Inside the company, this was the surface nobody wanted to touch. It was missing its revenue goals, and it was so fragile that almost every change broke something and cost money, so the team had learned to leave it alone.
I took it on deliberately, because the real problem was not a hundred small bugs. It was one big one: the marketplace treated every person exactly the same, and it buried a high-stakes money decision under a wall of look-alike offers. That is a design problem, which means it is fixable.
My role
Design lead across the full arc, from the first proof point through a multi-quarter redesign. The work meant owning the experience strategy and interaction design, and driving alignment across product, engineering, data science, analytics, legal, and QE. Setting the experimentation approach with the PM and analytics partners mattered just as much, because on a surface this sensitive, how the work was measured was as important as what shipped.
The problem
Research kept surfacing the same four pains. The marketplace did not feel personalized. Members did not trust it, because the ranking and the 'your odds of approval' labels did not match expectations. They were overwhelmed by dozens of look-alike offers stacked with badges. And whatever made an offer good was buried too deep to see.
Underneath all of it was one strategic problem: a one-size-fits-all marketplace cannot move revenue, because it speaks to no one in particular.The bet
The plan was deliberately sequenced rather than a big-bang redesign, because the surface was too risky for that. Prove the idea small, learn, then scale.
It started with the higher-intent, existing-loan audience: a header tailored to each member's situation plus a single curated offer built from each member's own data. That release worked, and it was the first successful change to this product in a long time, which earned the room to go bigger.
From there the insight scaled into a full structural redesign, the Dynamic Grouped Marketplace. Instead of one long list, the feed gets organized. A top-offers row surfaces the best options up front. Offers split into clear unsecured and secured sections. A shelf lets members shop by what they care about. And the offer tile got tighter, with fees made transparent.
Designing the system
This was systems work, not a screen. The pieces had to hold together and scale.
Tighter offer tile that leads with the three things people compare (APR, term, monthly payment) and runs about 20% shorter, so members see more per screen.
Top-offers section that pulls the strongest options up front so people stop digging
Unsecured and secured split, each section with its own filter and sort. This turned out to be the single biggest driver of the result.
A "shop by feature" shelf, a row that lets members sort by what matters to them (lowest APR, fastest funding, and so on).
The hard part
The early results were bad. Revenue was down four to five percent and clicks were soft. The easy move would have been to call the redesign a failure and roll it back.
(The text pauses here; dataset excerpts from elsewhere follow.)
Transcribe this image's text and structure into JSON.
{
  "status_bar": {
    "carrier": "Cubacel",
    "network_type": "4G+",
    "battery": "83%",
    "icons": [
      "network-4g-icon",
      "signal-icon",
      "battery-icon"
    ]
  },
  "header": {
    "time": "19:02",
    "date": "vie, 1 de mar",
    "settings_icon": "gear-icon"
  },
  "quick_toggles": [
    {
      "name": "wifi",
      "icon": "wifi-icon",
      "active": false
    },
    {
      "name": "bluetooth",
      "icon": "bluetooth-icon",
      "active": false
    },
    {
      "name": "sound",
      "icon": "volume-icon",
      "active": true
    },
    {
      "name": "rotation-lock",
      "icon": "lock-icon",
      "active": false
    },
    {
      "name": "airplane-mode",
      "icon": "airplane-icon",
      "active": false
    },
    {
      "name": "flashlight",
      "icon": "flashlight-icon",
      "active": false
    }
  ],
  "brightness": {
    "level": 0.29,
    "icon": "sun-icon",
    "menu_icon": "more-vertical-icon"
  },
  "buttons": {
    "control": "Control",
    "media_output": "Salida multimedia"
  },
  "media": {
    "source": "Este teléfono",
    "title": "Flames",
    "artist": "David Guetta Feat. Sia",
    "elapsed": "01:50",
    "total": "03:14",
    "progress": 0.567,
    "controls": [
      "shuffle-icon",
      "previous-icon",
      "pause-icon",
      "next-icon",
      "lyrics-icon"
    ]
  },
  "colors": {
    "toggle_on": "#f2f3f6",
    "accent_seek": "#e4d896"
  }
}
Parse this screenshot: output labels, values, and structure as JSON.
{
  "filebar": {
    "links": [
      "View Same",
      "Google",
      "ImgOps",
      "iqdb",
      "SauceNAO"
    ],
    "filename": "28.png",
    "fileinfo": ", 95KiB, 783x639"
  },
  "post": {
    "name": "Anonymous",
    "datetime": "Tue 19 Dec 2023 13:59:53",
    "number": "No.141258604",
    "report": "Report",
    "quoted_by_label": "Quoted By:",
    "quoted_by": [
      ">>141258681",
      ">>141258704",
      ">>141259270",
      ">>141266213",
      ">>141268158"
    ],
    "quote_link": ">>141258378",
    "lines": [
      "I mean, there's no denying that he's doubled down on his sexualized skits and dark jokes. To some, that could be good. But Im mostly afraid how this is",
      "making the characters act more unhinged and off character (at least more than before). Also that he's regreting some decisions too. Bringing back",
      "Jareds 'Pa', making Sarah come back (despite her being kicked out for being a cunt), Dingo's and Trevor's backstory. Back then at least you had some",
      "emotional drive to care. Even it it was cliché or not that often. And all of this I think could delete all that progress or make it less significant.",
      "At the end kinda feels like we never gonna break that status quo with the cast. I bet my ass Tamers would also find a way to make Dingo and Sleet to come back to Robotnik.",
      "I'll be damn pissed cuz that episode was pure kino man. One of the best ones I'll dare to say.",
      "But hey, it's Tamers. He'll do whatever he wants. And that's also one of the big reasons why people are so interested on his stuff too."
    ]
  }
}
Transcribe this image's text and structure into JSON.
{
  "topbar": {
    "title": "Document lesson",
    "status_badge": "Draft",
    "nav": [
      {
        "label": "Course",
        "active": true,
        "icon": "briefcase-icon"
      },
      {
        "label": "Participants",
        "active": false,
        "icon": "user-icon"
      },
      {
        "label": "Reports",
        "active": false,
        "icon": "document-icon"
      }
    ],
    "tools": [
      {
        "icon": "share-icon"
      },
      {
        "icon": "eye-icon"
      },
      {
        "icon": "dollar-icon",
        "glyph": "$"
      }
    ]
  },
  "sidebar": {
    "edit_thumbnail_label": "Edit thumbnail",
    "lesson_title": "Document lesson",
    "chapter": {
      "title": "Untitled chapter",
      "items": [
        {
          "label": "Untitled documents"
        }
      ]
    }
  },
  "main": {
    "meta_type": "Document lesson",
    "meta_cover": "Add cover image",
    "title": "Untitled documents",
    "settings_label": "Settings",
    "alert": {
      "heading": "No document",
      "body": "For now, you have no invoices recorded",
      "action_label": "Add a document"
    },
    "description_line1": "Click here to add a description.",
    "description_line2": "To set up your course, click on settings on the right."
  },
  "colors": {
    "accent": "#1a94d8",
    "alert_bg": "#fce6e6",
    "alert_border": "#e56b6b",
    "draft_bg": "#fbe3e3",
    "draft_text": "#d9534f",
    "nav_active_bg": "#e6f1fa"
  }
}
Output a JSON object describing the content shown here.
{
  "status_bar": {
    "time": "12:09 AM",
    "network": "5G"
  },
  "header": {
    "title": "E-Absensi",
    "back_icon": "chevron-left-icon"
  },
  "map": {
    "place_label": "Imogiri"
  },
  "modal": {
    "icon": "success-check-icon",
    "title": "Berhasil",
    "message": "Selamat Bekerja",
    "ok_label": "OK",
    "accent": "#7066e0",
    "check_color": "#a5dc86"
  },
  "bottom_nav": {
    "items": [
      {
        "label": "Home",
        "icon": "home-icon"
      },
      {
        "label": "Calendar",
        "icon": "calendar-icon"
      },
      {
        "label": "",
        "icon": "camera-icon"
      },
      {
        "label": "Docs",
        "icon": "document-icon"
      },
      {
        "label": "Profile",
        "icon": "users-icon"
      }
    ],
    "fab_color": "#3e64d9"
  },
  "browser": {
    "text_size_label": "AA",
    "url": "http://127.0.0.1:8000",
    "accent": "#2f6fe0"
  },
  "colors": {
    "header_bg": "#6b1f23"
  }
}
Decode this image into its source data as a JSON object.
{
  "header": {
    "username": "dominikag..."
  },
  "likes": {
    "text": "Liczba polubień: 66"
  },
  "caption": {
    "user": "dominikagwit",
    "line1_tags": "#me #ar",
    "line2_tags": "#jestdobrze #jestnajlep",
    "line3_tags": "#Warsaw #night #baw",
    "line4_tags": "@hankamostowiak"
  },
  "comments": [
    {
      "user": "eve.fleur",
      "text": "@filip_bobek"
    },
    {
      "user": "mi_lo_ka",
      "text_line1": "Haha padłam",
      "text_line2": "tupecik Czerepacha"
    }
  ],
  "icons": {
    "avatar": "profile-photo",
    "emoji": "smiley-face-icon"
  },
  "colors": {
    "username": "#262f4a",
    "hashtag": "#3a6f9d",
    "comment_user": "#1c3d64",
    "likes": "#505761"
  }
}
The team dug in instead, and the losses turned out not to be the design. They were latency, a ranking bug, and plain newness as members adjusted to a new layout. So we held our nerve and worked the problem. We ran a clean comparison variant to separate the design's impact from the infrastructure noise. We phased the ramp to protect revenue. We built a new abandonment metric tied to load time to find exactly where people were dropping. Once the noise was out, the winning version came through clearly.
Holding the line on rigor when the data looked ugly and the pressure was to ship or kill is where the real work was.
The impact
Because the feed was now grouped, the data science team could layer smarter ranking on top, ranking the whole set of offers together instead of one at a time. The design and the model compounded on each other.
That drove a 3% lift in revenue per user against a 0.5% forecast, roughly $2.1M a month, and it surfaces meaningfully lower rates at the top for many members, which is a real member win and not just a revenue one. Add the earlier release that started it all, at +5% revenue per user and about $1M a month, and the point is clear: this was not a one-time redesign. It became a foundation that kept paying off.